Wallflower in a Comm Class
I was supposed to be covering a fellow teacher’s Communications class. There are four children in it, ranging in ages from seven to seven and a half to eight. Let’s call these kids, Jane, Jen, Ellen and Dylan.
Instead of going to visit THEIR classroom as I usually do, last Friday I had to bring them to my science classroom up in the intermediate wing, so their regular teacher could use her classroom. No problem, I thought. Apparently, I had no idea how EXCITING it is to be in a different teacher’s classroom.
There is an aquarium in the room and the kids were immediately drawn to that. And I have a container with a dissected turtle in it, which I often forget is there, until new kids come in and want to know “what happened to the turtle?” and “is he still alive?” Ellen said, “I used to have a really big turtle in my class.”
My students had made little imaginary animals out of modeling clay. Ellen and Jen and Jane and Dylan wanted me to inquire of Mrs. Massey if THEY could do that in art class.
They wanted to use a microscope. So I got one out. The kids stood on chairs and carefully took turns peering through the eyepiece at the specimen of a potato. Dylan wanted to turn the knobs. I said, “You won’t be able to see the cells clearly if you turn the knobs.” He turned the knobs. Then he looked into the eyepiece for a little longer, looked at me and said, “I can’t see anything any more.”

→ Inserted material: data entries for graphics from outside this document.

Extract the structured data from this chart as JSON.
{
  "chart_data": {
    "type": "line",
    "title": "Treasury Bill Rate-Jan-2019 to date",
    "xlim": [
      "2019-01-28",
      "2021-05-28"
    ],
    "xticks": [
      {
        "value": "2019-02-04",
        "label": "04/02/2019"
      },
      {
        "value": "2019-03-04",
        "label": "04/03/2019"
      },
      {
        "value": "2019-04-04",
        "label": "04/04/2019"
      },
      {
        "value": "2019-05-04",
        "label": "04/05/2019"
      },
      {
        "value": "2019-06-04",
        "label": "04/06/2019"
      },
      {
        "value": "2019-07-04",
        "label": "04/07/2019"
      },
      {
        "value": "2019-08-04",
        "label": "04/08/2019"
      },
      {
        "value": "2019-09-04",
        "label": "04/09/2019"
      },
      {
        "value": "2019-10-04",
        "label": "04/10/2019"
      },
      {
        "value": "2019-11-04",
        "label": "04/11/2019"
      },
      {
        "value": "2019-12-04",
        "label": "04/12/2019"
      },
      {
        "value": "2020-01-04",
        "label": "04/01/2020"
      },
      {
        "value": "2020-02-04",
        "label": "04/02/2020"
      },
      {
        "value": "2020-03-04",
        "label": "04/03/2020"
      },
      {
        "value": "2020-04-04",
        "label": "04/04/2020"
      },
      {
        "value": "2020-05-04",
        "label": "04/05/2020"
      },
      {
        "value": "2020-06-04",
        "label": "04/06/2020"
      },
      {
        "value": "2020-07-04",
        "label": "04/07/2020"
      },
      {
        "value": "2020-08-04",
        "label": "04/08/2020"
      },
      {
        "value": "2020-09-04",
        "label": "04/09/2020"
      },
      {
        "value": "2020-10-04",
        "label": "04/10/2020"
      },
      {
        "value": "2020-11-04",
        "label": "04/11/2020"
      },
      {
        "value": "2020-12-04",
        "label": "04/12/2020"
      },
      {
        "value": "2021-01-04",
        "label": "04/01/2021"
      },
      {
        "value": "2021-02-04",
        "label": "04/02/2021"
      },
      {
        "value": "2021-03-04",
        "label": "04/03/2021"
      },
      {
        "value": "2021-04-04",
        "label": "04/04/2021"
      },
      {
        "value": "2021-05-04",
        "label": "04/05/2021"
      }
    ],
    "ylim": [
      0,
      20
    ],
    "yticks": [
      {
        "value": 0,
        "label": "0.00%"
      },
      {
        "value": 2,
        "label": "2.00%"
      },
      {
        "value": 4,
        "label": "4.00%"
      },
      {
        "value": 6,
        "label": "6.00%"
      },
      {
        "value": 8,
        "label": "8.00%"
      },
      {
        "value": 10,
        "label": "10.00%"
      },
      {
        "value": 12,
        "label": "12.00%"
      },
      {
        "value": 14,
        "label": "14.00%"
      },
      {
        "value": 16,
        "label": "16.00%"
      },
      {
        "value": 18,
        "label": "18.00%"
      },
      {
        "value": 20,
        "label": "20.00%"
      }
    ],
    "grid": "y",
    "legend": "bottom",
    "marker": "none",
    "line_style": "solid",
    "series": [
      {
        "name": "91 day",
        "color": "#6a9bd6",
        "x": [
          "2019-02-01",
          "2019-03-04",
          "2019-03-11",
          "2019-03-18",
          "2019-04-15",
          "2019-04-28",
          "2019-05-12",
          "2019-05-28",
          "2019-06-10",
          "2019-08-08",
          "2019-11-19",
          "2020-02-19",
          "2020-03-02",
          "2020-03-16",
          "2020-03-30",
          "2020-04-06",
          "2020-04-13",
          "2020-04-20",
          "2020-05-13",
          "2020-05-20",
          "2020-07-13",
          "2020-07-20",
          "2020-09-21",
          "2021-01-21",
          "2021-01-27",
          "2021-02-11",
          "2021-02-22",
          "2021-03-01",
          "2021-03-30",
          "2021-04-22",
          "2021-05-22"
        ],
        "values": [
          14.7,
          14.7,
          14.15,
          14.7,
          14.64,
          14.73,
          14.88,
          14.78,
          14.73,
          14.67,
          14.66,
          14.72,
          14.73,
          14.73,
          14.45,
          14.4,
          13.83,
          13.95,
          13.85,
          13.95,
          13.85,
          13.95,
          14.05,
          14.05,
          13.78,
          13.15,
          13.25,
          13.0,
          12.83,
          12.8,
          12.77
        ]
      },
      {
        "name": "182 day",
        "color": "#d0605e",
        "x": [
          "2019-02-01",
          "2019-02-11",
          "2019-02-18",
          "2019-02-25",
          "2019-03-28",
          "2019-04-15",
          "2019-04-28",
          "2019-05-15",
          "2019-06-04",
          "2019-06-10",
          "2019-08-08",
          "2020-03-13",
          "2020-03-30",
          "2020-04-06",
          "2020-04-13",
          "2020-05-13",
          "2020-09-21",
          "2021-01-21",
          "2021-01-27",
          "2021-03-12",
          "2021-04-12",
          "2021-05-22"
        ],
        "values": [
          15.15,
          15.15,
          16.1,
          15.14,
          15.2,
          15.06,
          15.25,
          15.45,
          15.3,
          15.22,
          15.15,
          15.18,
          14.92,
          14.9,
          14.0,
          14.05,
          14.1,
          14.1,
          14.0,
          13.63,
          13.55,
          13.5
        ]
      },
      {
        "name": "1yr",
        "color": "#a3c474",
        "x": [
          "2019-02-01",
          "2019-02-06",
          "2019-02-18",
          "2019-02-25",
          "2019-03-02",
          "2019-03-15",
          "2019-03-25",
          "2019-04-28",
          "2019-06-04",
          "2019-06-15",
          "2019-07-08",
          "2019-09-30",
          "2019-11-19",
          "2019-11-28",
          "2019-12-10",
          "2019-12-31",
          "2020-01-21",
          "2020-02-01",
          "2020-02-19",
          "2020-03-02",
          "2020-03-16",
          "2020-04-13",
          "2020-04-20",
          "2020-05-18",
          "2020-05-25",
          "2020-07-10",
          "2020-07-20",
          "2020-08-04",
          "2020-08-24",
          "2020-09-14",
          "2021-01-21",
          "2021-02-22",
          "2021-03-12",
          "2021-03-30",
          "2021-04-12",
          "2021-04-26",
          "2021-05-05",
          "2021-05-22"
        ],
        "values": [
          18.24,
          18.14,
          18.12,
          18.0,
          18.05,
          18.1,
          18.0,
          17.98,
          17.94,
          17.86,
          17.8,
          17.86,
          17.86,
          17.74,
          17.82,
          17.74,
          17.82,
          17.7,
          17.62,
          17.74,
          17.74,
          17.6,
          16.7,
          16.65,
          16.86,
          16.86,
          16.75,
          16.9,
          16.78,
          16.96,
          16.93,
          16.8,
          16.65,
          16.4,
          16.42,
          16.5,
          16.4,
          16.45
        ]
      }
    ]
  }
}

We settled in to watch a movie. Jane said the tv was too small. Jen yelled, “Too small! Too small!” Dylan wanted to play with his pencil case during the movie. When he saw me spying on him, he’d push it away from himself on the table, but then slowly pull it back when he felt I wasn’t looking. Sometimes he would move it close to his ear and open and close it like a mouth. Then he’d nod at it and say things like, “I know. Yes. I think so too.” Then Jane would turn to me and say, “I had a hermit crab that died.” Jane and Dylan would then begin to swing their legs under the table and would have a footsy war. I would try to stop it only to be told by Jane, “Know what happened to me at the beach? I got pinched by a hermit crab.”
After the movie, Jane would walk around the classroom on her heels aimlessly. All of the kids would decide the pencil sharpener was so exciting that it warranted making a line in order that they all sharpen their pencils. Then Dylan would get in line two more times to try again. He would then break the pencil sharpener and get quite angry with me for not having one that works.
Jen would try to recall the word “equator” from the movie. She would say, “it’s the E word…but not the bad E word…” which would leave me wondering….what IS the bad E word that I don’t know about.
I would then listen to an engrossing conversation on the topic of pencil shavings. Jane would tell Ellen that they are “a little dangerous.” Ellen would agree and add “if you get them in you it could poison you.” Jane would elaborate, “They could KILL you!”
Well, I’m certainly glad we got that cleared up.